Der Projektleiter des GMM, Fabrizio Arigossi, ist vor kurzem von seiner alljährlichen Afrikareise, bei der er diverse Baustellen besichtigt hat, zurückgekehrt. Bei den Lokalaugenscheinen in Borgou hat nur mehr eine Bohrung gefehlt, gleichzeitig wurde bereits an der Errichtung der Wassertürme und an der Fertigstellung der Photovoltaikanlagen, die den Strom für die Pumpen liefern müssen, gearbeitet.

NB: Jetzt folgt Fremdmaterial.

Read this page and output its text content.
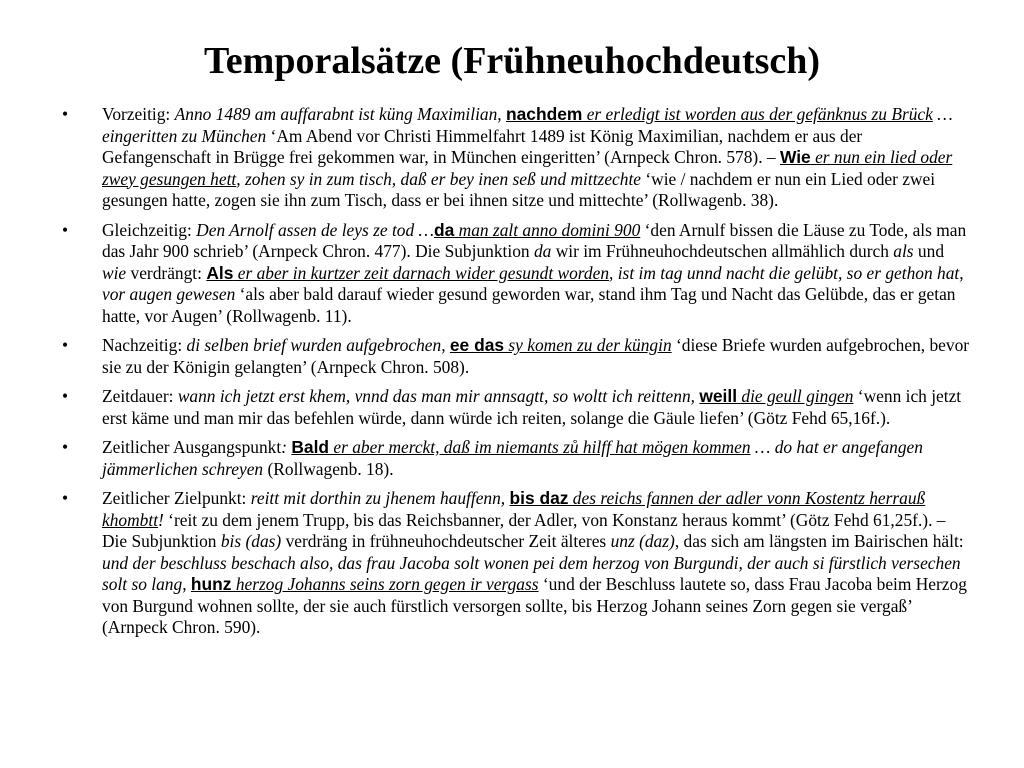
Temporalsätze (Frühneuhochdeutsch)
• Vorzeitig: Anno 1489 am auffarabnt ist küng Maximilian, nachdem er erledigt ist worden aus der gefänknus zu Brück … eingeritten zu München ‘Am Abend vor Christi Himmelfahrt 1489 ist König Maximilian, nachdem er aus der Gefangenschaft in Brügge frei gekommen war, in München eingeritten’ (Arnpeck Chron. 578). – Wie er nun ein lied oder zwey gesungen hett, zohen sy in zum tisch, daß er bey inen seß und mittzechte ‘wie / nachdem er nun ein Lied oder zwei gesungen hatte, zogen sie ihn zum Tisch, dass er bei ihnen sitze und mittechte’ (Rollwagenb. 38).
• Gleichzeitig: Den Arnolf assen de leys ze tod …da man zalt anno domini 900 ‘den Arnulf bissen die Läuse zu Tode, als man das Jahr 900 schrieb’ (Arnpeck Chron. 477). Die Subjunktion da wir im Frühneuhochdeutschen allmählich durch als und wie verdrängt: Als er aber in kurtzer zeit darnach wider gesundt worden, ist im tag unnd nacht die gelübt, so er gethon hat, vor augen gewesen ‘als aber bald darauf wieder gesund geworden war, stand ihm Tag und Nacht das Gelübde, das er getan hatte, vor Augen’ (Rollwagenb. 11).
• Nachzeitig: di selben brief wurden aufgebrochen, ee das sy komen zu der küngin ‘diese Briefe wurden aufgebrochen, bevor sie zu der Königin gelangten’ (Arnpeck Chron. 508).
• Zeitdauer: wann ich jetzt erst khem, vnnd das man mir annsagtt, so woltt ich reittenn, weill die geull gingen ‘wenn ich jetzt erst käme und man mir das befehlen würde, dann würde ich reiten, solange die Gäule liefen’ (Götz Fehd 65,16f.).
• Zeitlicher Ausgangspunkt: Bald er aber merckt, daß im niemants zů hilff hat mögen kommen … do hat er angefangen jämmerlichen schreyen (Rollwagenb. 18).
• Zeitlicher Zielpunkt: reitt mit dorthin zu jhenem hauffenn, bis daz des reichs fannen der adler vonn Kostentz herrauß khombtt! ‘reit zu dem jenem Trupp, bis das Reichsbanner, der Adler, von Konstanz heraus kommt’ (Götz Fehd 61,25f.). – Die Subjunktion bis (das) verdräng in frühneuhochdeutscher Zeit älteres unz (daz), das sich am längsten im Bairischen hält: und der beschluss beschach also, das frau Jacoba solt wonen pei dem herzog von Burgundi, der auch si fürstlich versechen solt so lang, hunz herzog Johanns seins zorn gegen ir vergass ‘und der Beschluss lautete so, dass Frau Jacoba beim Herzog von Burgund wohnen sollte, der sie auch fürstlich versorgen sollte, bis Herzog Johann seines Zorn gegen sie vergaß’ (Arnpeck Chron. 590).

Die neuen Bohrungen werden vom GMM in Zusammenarbeit mit der Diözesancaritas von Parakou und Abomey in den Weilern Terou, Monroussari Souakpa, Bagoudou N‘kparou, Lafiaboudo und Gouney, im Bourgou-Gebiet, sowie Agonve Hweli im Zou-Gebiet, betrieben. Außerdem ist auch der Wasserturm mit einem Fassungsvermögen von 40 m³ im Zentrum für psychisch Kranke „Oasis d‘Amour“ in Bohicon, fast fertig.
Bilder: von links – Bewohner des Weilers Bagoudou N‘kparou an der Fassung (blaues Rohr) des eben gebohrten Brunnens; einige Bewohner von Agonve Hweli zeigen die Schilder die am Wasserturm angebracht werden.